Le dernier établissement des Gilyaks en remontant l’Amour est Addi ou Adza, village composé de quinze huttes, dans chacune desquelles logent au moins vingt personnes. C’est le centre commercial des Mandchoux pour leurs transactions avec les Gilyaks et les Goldiens. C’est aussi là que leur âpreté au gain se manifeste dans toute sa hideur. Mais ils ne spéculent pas sur les étrangers, ils s’entendent trop bien aux affaires pour traiter avec eux. Leur seul but est de les éloigner du champ qu’ils exploitent et de se soustraire à leurs investigations. Quand je leur marchandai le poisson dont j’avais besoin pour mes chiens, ils me firent des prix impossibles pour me forcer à discontinuer mon voyage. Heureusement j’avais pénétré leurs intentions. J’avais la bourse bien garnie, et j’adhérai sans sourciller à leurs dures conditions. Ils étaient tout ébahis de la bonne grâce avec laquelle je me laissais écorcher. À Addi, comme dans tous les villages précédemment traversés, les Gilyaks nous offrirent l’hospitalité la plus empressée.
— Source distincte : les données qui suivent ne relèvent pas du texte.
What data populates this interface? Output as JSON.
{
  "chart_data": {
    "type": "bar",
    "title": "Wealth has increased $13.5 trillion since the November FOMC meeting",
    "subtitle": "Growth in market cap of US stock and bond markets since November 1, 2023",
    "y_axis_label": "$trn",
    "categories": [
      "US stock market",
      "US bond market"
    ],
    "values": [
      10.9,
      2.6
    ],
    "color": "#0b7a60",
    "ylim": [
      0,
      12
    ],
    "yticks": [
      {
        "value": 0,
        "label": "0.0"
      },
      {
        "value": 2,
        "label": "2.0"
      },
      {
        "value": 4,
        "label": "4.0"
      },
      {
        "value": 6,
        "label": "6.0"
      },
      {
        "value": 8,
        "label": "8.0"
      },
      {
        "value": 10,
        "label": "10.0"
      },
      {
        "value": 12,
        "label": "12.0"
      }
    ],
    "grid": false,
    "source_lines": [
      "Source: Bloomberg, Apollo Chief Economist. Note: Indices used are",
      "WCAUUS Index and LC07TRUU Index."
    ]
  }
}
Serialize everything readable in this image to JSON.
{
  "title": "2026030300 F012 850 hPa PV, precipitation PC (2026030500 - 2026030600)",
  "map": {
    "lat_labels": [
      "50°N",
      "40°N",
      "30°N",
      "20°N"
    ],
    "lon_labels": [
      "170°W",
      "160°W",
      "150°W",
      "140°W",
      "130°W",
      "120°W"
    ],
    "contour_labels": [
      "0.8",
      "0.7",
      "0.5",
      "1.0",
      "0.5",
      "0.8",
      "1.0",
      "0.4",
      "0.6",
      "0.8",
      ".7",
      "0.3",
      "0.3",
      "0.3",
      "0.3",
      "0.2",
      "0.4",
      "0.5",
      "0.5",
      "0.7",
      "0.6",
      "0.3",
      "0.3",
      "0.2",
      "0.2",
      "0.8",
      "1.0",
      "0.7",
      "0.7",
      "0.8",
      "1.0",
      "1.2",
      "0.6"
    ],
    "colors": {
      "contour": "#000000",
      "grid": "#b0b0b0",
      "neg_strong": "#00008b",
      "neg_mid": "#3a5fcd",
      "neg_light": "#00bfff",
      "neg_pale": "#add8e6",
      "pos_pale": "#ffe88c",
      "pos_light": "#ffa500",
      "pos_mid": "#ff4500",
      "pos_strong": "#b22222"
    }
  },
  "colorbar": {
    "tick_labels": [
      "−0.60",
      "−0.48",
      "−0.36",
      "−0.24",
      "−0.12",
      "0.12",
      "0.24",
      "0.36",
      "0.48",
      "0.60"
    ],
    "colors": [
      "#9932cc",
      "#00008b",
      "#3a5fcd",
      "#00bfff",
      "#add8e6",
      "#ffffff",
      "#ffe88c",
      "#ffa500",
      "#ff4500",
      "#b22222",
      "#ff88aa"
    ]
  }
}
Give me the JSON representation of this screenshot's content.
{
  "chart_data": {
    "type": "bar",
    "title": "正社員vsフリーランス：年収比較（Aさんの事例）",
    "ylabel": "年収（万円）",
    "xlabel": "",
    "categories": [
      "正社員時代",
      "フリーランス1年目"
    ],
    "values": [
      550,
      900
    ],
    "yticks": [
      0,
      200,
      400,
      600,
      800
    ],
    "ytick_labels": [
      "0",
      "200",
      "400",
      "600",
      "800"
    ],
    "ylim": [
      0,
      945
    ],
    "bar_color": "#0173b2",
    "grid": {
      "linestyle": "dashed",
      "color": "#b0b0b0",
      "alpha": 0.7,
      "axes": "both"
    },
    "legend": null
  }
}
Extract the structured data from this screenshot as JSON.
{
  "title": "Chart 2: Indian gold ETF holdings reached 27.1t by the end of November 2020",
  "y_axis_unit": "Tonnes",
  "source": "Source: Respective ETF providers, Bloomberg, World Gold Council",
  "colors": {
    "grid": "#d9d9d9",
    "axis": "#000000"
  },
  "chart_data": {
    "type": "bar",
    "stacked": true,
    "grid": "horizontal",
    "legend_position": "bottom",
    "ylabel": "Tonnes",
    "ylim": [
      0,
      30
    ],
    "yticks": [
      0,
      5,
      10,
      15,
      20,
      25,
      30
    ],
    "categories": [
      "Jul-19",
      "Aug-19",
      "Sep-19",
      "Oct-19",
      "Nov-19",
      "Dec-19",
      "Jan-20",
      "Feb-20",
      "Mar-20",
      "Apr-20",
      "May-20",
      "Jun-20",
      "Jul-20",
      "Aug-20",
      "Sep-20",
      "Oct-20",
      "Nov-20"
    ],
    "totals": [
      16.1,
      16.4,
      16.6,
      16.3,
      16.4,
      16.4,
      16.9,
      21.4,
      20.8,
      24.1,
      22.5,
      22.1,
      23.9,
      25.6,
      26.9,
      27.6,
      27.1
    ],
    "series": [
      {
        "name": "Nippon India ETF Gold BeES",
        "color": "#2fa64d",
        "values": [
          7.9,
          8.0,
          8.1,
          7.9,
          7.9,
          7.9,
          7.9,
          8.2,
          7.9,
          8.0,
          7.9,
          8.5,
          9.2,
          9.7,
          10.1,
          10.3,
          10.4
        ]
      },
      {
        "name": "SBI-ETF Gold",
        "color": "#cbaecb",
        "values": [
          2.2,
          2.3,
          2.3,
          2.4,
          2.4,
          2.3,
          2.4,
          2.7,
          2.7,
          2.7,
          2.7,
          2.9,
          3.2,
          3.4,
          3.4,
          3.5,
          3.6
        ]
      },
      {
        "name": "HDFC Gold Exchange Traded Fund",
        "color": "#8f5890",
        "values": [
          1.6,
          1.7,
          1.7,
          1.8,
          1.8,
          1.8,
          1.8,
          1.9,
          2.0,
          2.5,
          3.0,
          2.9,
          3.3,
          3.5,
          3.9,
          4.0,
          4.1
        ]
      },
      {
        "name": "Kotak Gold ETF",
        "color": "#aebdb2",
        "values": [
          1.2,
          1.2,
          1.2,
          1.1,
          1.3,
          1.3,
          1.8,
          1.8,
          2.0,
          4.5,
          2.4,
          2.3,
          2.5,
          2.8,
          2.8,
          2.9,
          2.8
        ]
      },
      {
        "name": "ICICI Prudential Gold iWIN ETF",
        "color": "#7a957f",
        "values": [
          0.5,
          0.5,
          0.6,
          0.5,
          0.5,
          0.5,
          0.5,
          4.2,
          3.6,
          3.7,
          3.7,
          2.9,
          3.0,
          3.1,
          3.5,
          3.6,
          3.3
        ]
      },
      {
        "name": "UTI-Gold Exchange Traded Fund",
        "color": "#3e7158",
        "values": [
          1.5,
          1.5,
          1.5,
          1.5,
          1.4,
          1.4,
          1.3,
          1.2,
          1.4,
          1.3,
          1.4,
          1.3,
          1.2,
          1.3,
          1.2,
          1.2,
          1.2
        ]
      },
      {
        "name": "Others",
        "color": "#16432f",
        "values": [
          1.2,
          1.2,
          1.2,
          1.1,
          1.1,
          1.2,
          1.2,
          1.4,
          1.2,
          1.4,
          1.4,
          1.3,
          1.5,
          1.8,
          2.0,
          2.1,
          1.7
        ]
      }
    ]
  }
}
Nous étions pour eux les éclaireurs de la civilisation qui doit les délivrer des Mandchoux.

À partir d’Addi, j’entrai dans le pays des Goldiens, peuplade d’origine toungouse. Je n’ai vu qu’en courant Kalga et Niaugi infestés de Mandchoux qu’y attire le commerce des peaux de castor ; après eux il n’y a plus qu’à glaner. Après avoir passé l’embouchure du Goryn, je suis arrivé à Keurmi où régnait une fièvre pernicieuse qui étendait ses ravages jusqu’à l’embouchure de la Sungari. Les villages placés sur ce parcours renferment cependant une nombreuse population, et s’élèvent au milieu d’un pays extrêmement fertile.

Je m’arrêtai deux jours dans un village situé par 50° à peu près de latitude, à l’embouchure du Chungari. J’ai obtenu sur ce cours d’eau des renseignements précieux. Pendant l’hiver, on peut, en le remontant avec des chiens, atteindre en sept jours Port-Impérial[1]. J’en conclus que le Chungari coule sur une étendue de 300 v. (360 kil.). Pendant l’été la rapidité du courant rendrait la navigation beaucoup plus longue et beaucoup plus difficile. J’ai rencontré à cette halte, un négociant chinois, qui m’a étonné par son aptitude pour les langues et surtout par la volonté tenace et par l’esprit ingénieux que révèle sa manière d’étudier. Il épie le passage des commerçants russes, va à eux, les salue, et par des gestes, quand il ne peut faire autrement, il engage résolûment la conversation, leur demande une leçon de grammaire ou l’explication de quelques mots et prend à mesure ses notes sur un carnet.

25 décembre. — Le village de Maï est situé dans une position des plus pittoresques, au bas d’une falaise et en regard d’un grand lac semé d’îles habitées par des Goldiens. Aux approches du village, la route était devenue presque impraticable ; il fallait passer sur une berge étroite et rapide, au bas de laquelle s’amoncelaient d’énormes bancs de glace. En arrivant à Dalen, je trouvai le village désert. Les habitants fuyant la fièvre s’étaient disséminés dans les bois ; leurs huttes éloignées les unes des autres indiquent combien la maladie est contagieuse. Les émigrations se renouvellent assez souvent chez les tribus de l’Amour.

La rivière Dondon-Bira se jette dans le fleuve Amour par la rive droite, devant un village bâti en partie sur la terre ferme et en partie sur des îles. Je pris le thé dans une pauvre hutte pendant qu’un Cosaque allait chercher du poisson pour mes chiens. Ce brave homme s’était

  1. Havre Baracouta des Anglais, par 49° de latitude, sur la côte orientale de la Mandchourie. Les Russes s’en sont déjà emparés et y ont fondé une ville baptisée du nom de Constantinovsk.